Some 6.39 billion devices are forecast to purchased between now and 2013, Informa said, vs. its previous expectation that 7.43 billion devices would be bought. For 2009, Informa revised its forecast for the number of mobiles phones that will be purchased down to 1.12 billion devices from 1.32 billion. This is a brutal revision for a business that has always been about furious growth and razor-thin margins.
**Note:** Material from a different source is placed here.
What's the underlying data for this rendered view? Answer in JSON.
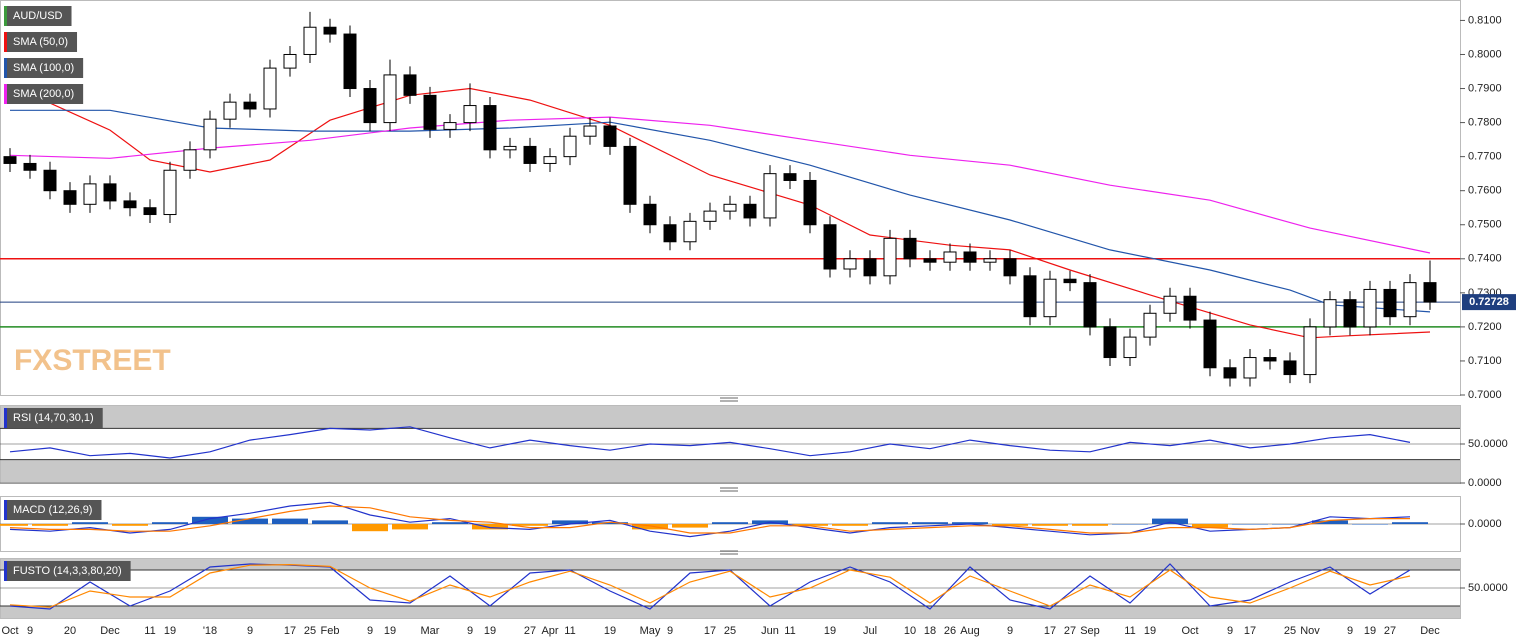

The downshift in overall device sales is one of the reasons why companies are shifting their attention away from low-cost devices to smartphones and an emerging category of devices I like to call superphones. Devices such as Apple’s (s AAPL) iPhone sell fewer units but have higher profit margins. A recent surge in demand for RIM’s (s RIMM) BlackBerry devices and more recently, HTC’s Android-based (s goog) smartphones show that the incumbents such as Samsung, Nokia (s nok) and LG are lagging in this higher end of the market. No wonder they’re redoubling their energies to focus on it, as evidenced by Nokia introducing a brand new line-up of its higher-end (and higher margin) N and E-Series of devices.